If your app requires a bearer token, add it as a HTTP header:

yaml
scrape_configs:
  - job_name: my_app
    static_configs:
      - targets: ["host.docker.internal:3000"]
    authorization:
      credentials: ${METRICS_TOKEN}

On Linux you may need to replace host.docker.internal with your host IP address, or add extra_hosts: - "host.docker.internal:host-gateway" to the Prometheus service in examples/observability/docker-compose.yml.

Useful PromQL queries

promql
# Request rate (req/s) by route over the last 5 minutes
sum by (route) (rate(daloy_http_requests_total[5m]))

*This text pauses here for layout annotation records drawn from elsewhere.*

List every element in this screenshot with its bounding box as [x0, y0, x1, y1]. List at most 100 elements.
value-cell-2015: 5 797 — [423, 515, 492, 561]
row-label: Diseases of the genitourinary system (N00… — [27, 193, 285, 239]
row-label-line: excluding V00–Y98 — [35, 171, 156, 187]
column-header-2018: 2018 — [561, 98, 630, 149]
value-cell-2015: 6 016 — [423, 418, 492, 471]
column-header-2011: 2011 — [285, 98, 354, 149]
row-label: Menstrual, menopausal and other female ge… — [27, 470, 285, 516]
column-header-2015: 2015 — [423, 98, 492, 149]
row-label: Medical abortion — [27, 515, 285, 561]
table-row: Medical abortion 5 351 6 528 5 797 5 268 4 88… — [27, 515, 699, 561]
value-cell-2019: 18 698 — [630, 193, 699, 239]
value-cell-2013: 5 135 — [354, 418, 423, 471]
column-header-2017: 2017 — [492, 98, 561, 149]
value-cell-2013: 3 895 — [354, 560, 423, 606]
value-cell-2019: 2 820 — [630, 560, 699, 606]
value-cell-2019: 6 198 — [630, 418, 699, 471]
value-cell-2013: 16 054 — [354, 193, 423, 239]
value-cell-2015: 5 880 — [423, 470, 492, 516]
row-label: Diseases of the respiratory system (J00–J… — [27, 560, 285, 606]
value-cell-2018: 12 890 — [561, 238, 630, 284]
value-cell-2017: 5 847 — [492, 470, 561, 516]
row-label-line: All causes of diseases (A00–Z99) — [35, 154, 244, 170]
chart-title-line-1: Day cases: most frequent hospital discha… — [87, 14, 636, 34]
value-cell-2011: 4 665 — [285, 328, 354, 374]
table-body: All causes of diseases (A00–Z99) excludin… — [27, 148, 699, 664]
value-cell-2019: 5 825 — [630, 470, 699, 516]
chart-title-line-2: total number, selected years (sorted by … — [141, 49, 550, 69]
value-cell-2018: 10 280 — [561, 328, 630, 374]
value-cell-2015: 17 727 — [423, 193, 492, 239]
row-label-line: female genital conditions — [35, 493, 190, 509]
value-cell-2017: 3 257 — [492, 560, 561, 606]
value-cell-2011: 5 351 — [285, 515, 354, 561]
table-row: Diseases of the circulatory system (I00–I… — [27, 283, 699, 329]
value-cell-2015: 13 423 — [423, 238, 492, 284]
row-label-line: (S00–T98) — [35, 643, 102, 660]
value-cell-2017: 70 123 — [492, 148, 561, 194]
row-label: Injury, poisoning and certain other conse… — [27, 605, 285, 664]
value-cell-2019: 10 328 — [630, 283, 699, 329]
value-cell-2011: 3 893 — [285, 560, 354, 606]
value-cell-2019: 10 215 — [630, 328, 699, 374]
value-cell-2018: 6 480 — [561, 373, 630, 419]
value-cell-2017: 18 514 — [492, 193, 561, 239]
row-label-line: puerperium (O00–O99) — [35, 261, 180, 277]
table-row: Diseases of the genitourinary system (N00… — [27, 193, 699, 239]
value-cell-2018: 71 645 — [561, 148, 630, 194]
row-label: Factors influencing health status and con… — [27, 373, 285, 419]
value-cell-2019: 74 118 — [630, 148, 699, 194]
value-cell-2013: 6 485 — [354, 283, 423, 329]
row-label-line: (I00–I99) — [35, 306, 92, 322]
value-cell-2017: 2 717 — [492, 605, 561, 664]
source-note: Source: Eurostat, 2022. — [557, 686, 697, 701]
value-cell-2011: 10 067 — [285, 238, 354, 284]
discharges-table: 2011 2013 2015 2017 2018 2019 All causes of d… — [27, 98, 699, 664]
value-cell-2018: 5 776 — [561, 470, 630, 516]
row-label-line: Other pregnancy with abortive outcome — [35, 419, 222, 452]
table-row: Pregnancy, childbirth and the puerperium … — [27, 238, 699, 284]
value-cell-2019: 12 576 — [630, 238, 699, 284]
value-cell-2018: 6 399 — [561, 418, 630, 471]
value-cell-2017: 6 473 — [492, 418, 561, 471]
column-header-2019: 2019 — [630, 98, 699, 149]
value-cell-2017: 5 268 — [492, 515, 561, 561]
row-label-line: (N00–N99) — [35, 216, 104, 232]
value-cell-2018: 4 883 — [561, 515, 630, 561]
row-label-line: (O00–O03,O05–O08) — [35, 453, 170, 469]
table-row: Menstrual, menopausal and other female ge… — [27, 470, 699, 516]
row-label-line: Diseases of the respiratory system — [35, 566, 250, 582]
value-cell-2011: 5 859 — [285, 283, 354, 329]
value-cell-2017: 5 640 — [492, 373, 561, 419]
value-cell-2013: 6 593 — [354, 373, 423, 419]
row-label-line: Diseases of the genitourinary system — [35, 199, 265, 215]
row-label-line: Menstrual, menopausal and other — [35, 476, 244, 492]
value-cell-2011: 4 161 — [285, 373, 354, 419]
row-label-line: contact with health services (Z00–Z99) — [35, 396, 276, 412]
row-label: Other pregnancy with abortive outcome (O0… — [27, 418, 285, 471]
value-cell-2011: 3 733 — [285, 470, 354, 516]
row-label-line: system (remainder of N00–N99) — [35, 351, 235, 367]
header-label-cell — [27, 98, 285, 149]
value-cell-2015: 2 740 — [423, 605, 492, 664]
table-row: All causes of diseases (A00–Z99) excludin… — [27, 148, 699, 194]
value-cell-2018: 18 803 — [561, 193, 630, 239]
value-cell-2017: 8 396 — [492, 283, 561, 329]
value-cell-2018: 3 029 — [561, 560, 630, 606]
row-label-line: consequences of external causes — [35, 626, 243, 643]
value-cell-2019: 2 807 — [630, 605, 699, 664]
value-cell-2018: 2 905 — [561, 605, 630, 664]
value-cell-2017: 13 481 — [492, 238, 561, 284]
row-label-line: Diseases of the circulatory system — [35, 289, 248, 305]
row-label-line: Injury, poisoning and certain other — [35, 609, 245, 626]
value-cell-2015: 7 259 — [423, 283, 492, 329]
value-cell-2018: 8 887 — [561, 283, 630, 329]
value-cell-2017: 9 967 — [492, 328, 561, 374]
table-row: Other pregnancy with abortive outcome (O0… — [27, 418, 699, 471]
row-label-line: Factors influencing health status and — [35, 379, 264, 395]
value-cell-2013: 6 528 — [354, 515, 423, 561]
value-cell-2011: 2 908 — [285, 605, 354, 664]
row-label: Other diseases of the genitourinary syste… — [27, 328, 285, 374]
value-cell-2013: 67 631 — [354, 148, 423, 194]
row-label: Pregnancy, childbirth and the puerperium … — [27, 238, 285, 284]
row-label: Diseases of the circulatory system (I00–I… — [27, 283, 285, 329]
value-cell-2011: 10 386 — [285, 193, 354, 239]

# 5xx error rate as a fraction
sum(rate(daloy_http_requests_total{status=~"5.."}[5m]))
  / sum(rate(daloy_http_requests_total[5m]))

# p99 latency per route
histogram_quantile(0.99,
  sum by (le, route) (rate(daloy_http_request_duration_seconds_bucket[5m]))
)

# Currently in-flight requests
daloy_http_requests_in_flight

Security posture

A /metrics endpoint leaks internal route names, latency distributions, request volume, and process memory, so it ships with the same hardened defaults as app.healthcheck():

  • Bearer token (opts.token) compared with timingSafeEqual. Missing token is a 401 with WWW-Authenticate; wrong token is a 403.
  • Per-IP rate limit (default { limit: 60, windowMs: 60_000 }) returning 429 with Retry-After on overflow. Pass rateLimit: false to disable.
  • Refuse-to-boot: an unauthenticated scrape endpoint in production throws at registration unless you set a token or explicitly pass acknowledgeUnauthenticated: true.
  • Cardinality cap: every metric is bounded by maxSeries (default 5000); overflowing label combinations are dropped and counted in daloy_metrics_series_dropped_total, a memory-exhaustion defense.
  • Exposition-injection defense: metric and label names are validated against the Prometheus grammar at definition time, and label values escape \\, ", and newlines so a hostile value cannot forge extra samples.

In most deployments you should also scope the scrape endpoint to your monitoring network at the ingress/firewall layer in addition to the bearer token.